The real goal, however, is for this money to benefit consumers. “This isn’t going to bail out banks so that they can shore up their bottom line without actually lending money,” says Mark Kantrowitz, the publisher of FinAid.org, a web site that provides advice on funding college. Individuals will benefit directly from increases in grants, student loans and education tax credits, and indirectly from renovated or newly-constructed classrooms and other education facilities.
Will college students, or their parents, be able to qualify for more financial aid?
Yes. Students will see increases in the Pell Grant, work-study, unsubsidized Stafford loan eligibility and the Hope Scholarship tax credit. The details:
* The Pell Grant (these are typically for families with income of $50,000 or less) will increase by $500 per recipient. The number of students who qualify will increase by about 800,000 to a total of seven million recipients.
* Federal work-study programs will receive a funding boost of $490 million, enough to add 200,000 work-study jobs.
* Unsubsidized Stafford loan limits will increase by $2,000 per year, to a total of $8,000 over four years.

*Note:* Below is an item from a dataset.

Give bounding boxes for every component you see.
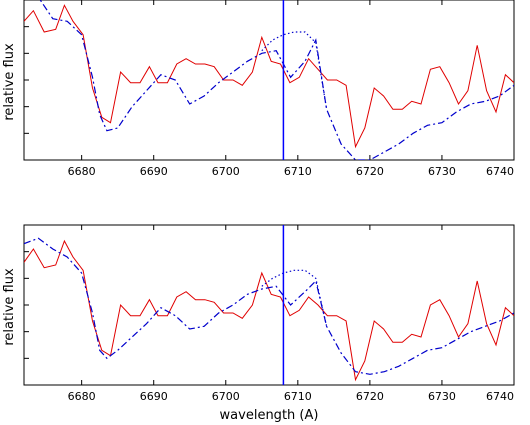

* The Hope Scholarship tax credit would increase to $2,500 from the current $1,800. Until now the tax credit could only be used to offset any tax liability, meaning low-income families who don’t owe taxes couldn’t take advantage of it. Should the bill pass, the credit will be 40% tax-refundable, putting up to $1,000 directly into families’ pockets. Eligibility will be greatly expanded as well: Phase-out starts at $80,000 to $90,000 in annual income for individual tax filers and $160,000 to $180,000 for families, nearly double the current phase-out limits.
Will it be easier to get federal student loans?
That depends on the type of loan you seek. Luckily, the credit crunch has not affected students’ ability to get federally-guaranteed Stafford loans. (In May 2008 the Insuring Continued Access to Student Loans Act of 2008 was passed, providing liquidity to lenders so they could continue offering Stafford loans). However, PLUS loans, which are federally-subsidized loans for parents, have become a lot more difficult to obtain since eligibility is partly determined by the applicant's creditworthiness. Any applicant who experienced a foreclosure, bankruptcy, repossession, tax lien or wage garnishment in the past five years, or a delinquency on any debt of 90 or more days is no longer eligible. “There has been a sharp decrease in PLUS loan volume [among parents],” says Kantrowitz. Unfortunately, the stimulus package does not address that problem.
Will it be easier to get private student loans? Will the terms get better?
Thanks to the credit crunch, private loans have become extremely difficult to obtain and more expensive as well. Interest rate hikes of between 2% and 4% have become common, Kantrowitz says. There are fewer lenders -- 39 of 60 lenders have stopped making private student loans -- and the remaining lenders have adopted more stringent credit-writing criteria.
Would more financial aid mean that I could put less money in investments like my 529 savings plan?
Absolutely not. Keep in mind that despite the impressive size of the overall package, we’re only talking about a $500 increase in the Pell Grant and a $2,000 increase in unsubsidized Stafford loan limits. If your child is headed to college in five or more years, chances are tuition inflation will far outpace the relief your family will receive through the economic stimulus package. In addition to that, high-income families (those earning $180,000 a year or more) will only see relief in the form of increased loan limits. Families earning less than $180,000 may qualify for a higher Hope Scholarship credit. Low-income families will benefit most, from Pell Grants and the ability to claim the tax credit.
(This story was corrected on Feb. 2, 2009, to clarify information regarding PLUS loans and to remove a statement that incorrectly characterized a provision to enhance liquidity among lenders.)